Семейное счастье. Сквозь призму его воспоминания я отчетливо видел перед собой эту картину. Найдется ли хотя бы один мужчина, который не почувствует себя глубоко взволнованным, впервые увидев свою жену в классической позе матери с младенцем на руках? Той зимой было холодно, рассказывал мне Ван Влоотен. Сад заледенел, ночи были длинные. “Такого душевного покоя, как тогда, у меня никогда в жизни не было”.

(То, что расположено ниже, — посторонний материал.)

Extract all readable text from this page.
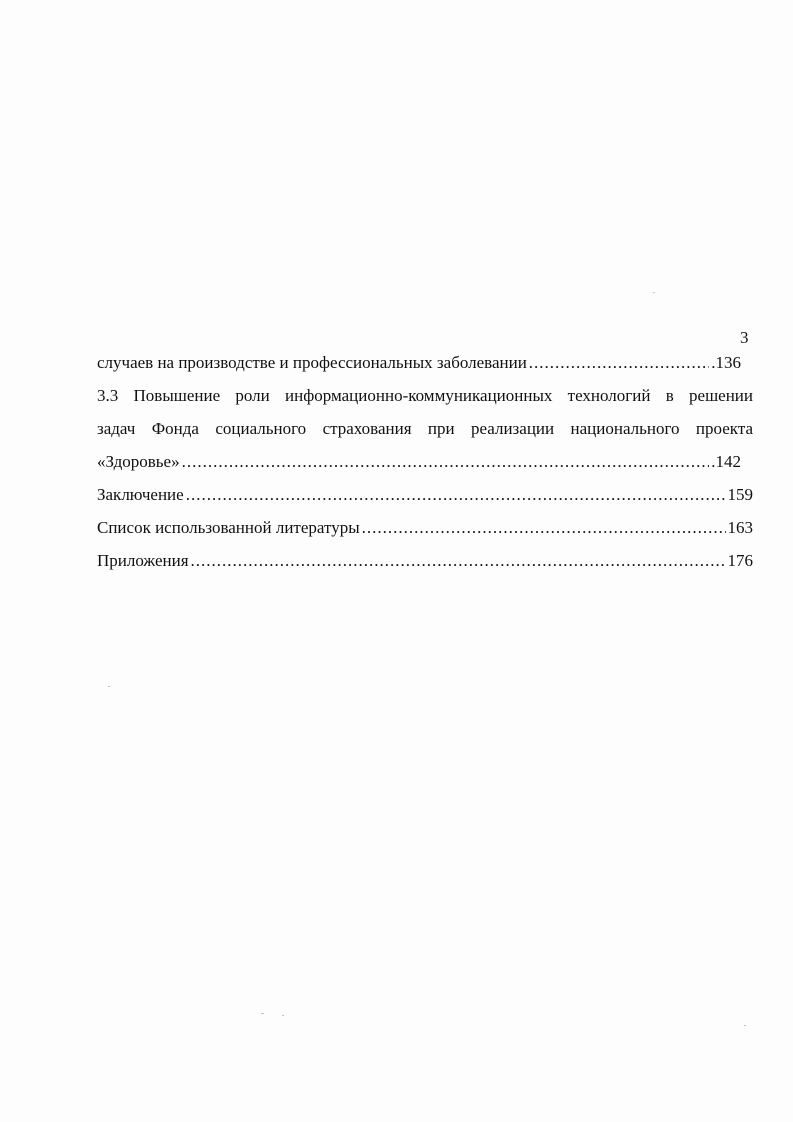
3
случаев на производстве и профессиональных заболевании .....	.136
3.3 Повышение роли информационно-коммуникационных технологий в решении
задач Фонда социального страхования при реализации национального проекта
«Здоровье» .....	.142
Заключение .....	159
Список использованной литературы .....	163
Приложения .....	176
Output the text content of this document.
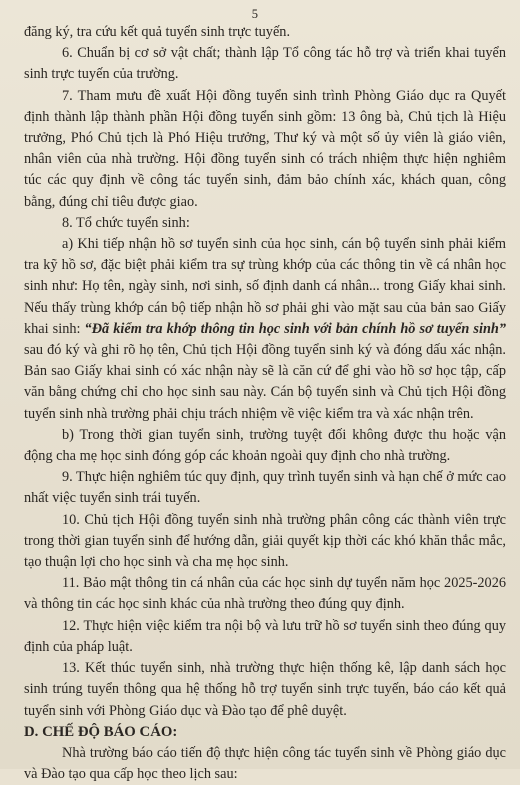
5

đăng ký, tra cứu kết quả tuyển sinh trực tuyến.

6. Chuẩn bị cơ sở vật chất; thành lập Tổ công tác hỗ trợ và triển khai tuyển sinh trực tuyến của trường.

7. Tham mưu đề xuất Hội đồng tuyển sinh trình Phòng Giáo dục ra Quyết định thành lập thành phần Hội đồng tuyển sinh gồm: 13 ông bà, Chủ tịch là Hiệu trưởng, Phó Chủ tịch là Phó Hiệu trưởng, Thư ký và một số ủy viên là giáo viên, nhân viên của nhà trường. Hội đồng tuyển sinh có trách nhiệm thực hiện nghiêm túc các quy định về công tác tuyển sinh, đảm bảo chính xác, khách quan, công bằng, đúng chỉ tiêu được giao.

8. Tổ chức tuyển sinh:

a) Khi tiếp nhận hồ sơ tuyển sinh của học sinh, cán bộ tuyển sinh phải kiểm tra kỹ hồ sơ, đặc biệt phải kiểm tra sự trùng khớp của các thông tin về cá nhân học sinh như: Họ tên, ngày sinh, nơi sinh, số định danh cá nhân... trong Giấy khai sinh. Nếu thấy trùng khớp cán bộ tiếp nhận hồ sơ phải ghi vào mặt sau của bản sao Giấy khai sinh: “Đã kiểm tra khớp thông tin học sinh với bản chính hồ sơ tuyển sinh” sau đó ký và ghi rõ họ tên, Chủ tịch Hội đồng tuyển sinh ký và đóng dấu xác nhận. Bản sao Giấy khai sinh có xác nhận này sẽ là căn cứ để ghi vào hồ sơ học tập, cấp văn bằng chứng chỉ cho học sinh sau này. Cán bộ tuyển sinh và Chủ tịch Hội đồng tuyển sinh nhà trường phải chịu trách nhiệm về việc kiểm tra và xác nhận trên.

b) Trong thời gian tuyển sinh, trường tuyệt đối không được thu hoặc vận động cha mẹ học sinh đóng góp các khoản ngoài quy định cho nhà trường.

9. Thực hiện nghiêm túc quy định, quy trình tuyển sinh và hạn chế ở mức cao nhất việc tuyển sinh trái tuyến.

10. Chủ tịch Hội đồng tuyển sinh nhà trường phân công các thành viên trực trong thời gian tuyển sinh để hướng dẫn, giải quyết kịp thời các khó khăn thắc mắc, tạo thuận lợi cho học sinh và cha mẹ học sinh.

11. Bảo mật thông tin cá nhân của các học sinh dự tuyển năm học 2025-2026 và thông tin các học sinh khác của nhà trường theo đúng quy định.

12. Thực hiện việc kiểm tra nội bộ và lưu trữ hồ sơ tuyển sinh theo đúng quy định của pháp luật.

13. Kết thúc tuyển sinh, nhà trường thực hiện thống kê, lập danh sách học sinh trúng tuyển thông qua hệ thống hỗ trợ tuyển sinh trực tuyến, báo cáo kết quả tuyển sinh với Phòng Giáo dục và Đào tạo để phê duyệt.

D. CHẾ ĐỘ BÁO CÁO:

Nhà trường báo cáo tiến độ thực hiện công tác tuyển sinh về Phòng giáo dục và Đào tạo qua cấp học theo lịch sau:
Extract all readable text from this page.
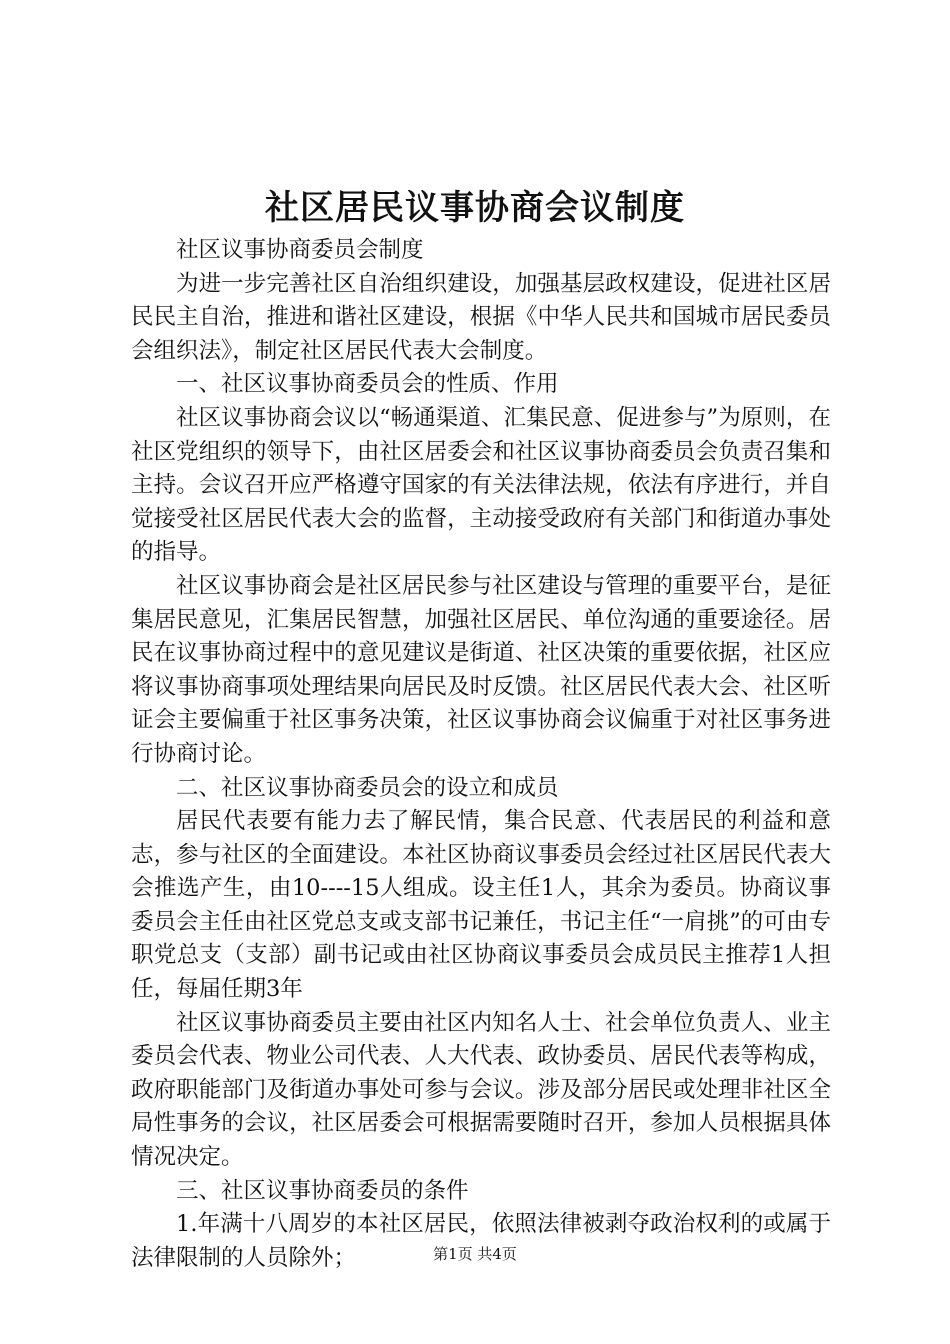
社区居民议事协商会议制度

社区议事协商委员会制度

为进一步完善社区自治组织建设，加强基层政权建设，促进社区居民民主自治，推进和谐社区建设，根据《中华人民共和国城市居民委员会组织法》，制定社区居民代表大会制度。

一、社区议事协商委员会的性质、作用

社区议事协商会议以“畅通渠道、汇集民意、促进参与”为原则，在社区党组织的领导下，由社区居委会和社区议事协商委员会负责召集和主持。会议召开应严格遵守国家的有关法律法规，依法有序进行，并自觉接受社区居民代表大会的监督，主动接受政府有关部门和街道办事处的指导。

社区议事协商会是社区居民参与社区建设与管理的重要平台，是征集居民意见，汇集居民智慧，加强社区居民、单位沟通的重要途径。居民在议事协商过程中的意见建议是街道、社区决策的重要依据，社区应将议事协商事项处理结果向居民及时反馈。社区居民代表大会、社区听证会主要偏重于社区事务决策，社区议事协商会议偏重于对社区事务进行协商讨论。

二、社区议事协商委员会的设立和成员

居民代表要有能力去了解民情，集合民意、代表居民的利益和意志，参与社区的全面建设。本社区协商议事委员会经过社区居民代表大会推选产生，由10----15人组成。设主任1人，其余为委员。协商议事委员会主任由社区党总支或支部书记兼任，书记主任“一肩挑”的可由专职党总支（支部）副书记或由社区协商议事委员会成员民主推荐1人担任，每届任期3年

社区议事协商委员主要由社区内知名人士、社会单位负责人、业主委员会代表、物业公司代表、人大代表、政协委员、居民代表等构成，政府职能部门及街道办事处可参与会议。涉及部分居民或处理非社区全局性事务的会议，社区居委会可根据需要随时召开，参加人员根据具体情况决定。

三、社区议事协商委员的条件

1.年满十八周岁的本社区居民，依照法律被剥夺政治权利的或属于法律限制的人员除外；	第1页 共4页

Мы по-прежнему сидели с ним бок о бок в баре. Я выпрямил спину, потянулся, я видел то же, что видел он, но при этом не мог полностью отрешиться от той фантастической картины, которую между тем явил моему взору окружающий мир. Народу в аэропорту было видимо-невидимо. Может быть, напились сразу несколько пилотов? Глядя через плечо на поставляемый двумя транспортерами непрекращающийся пассажиропоток, я стал более примирительно смотреть на этот выраженный столь своеобразным образом протест пилота, одному лишь Богу известно, против чего направленный.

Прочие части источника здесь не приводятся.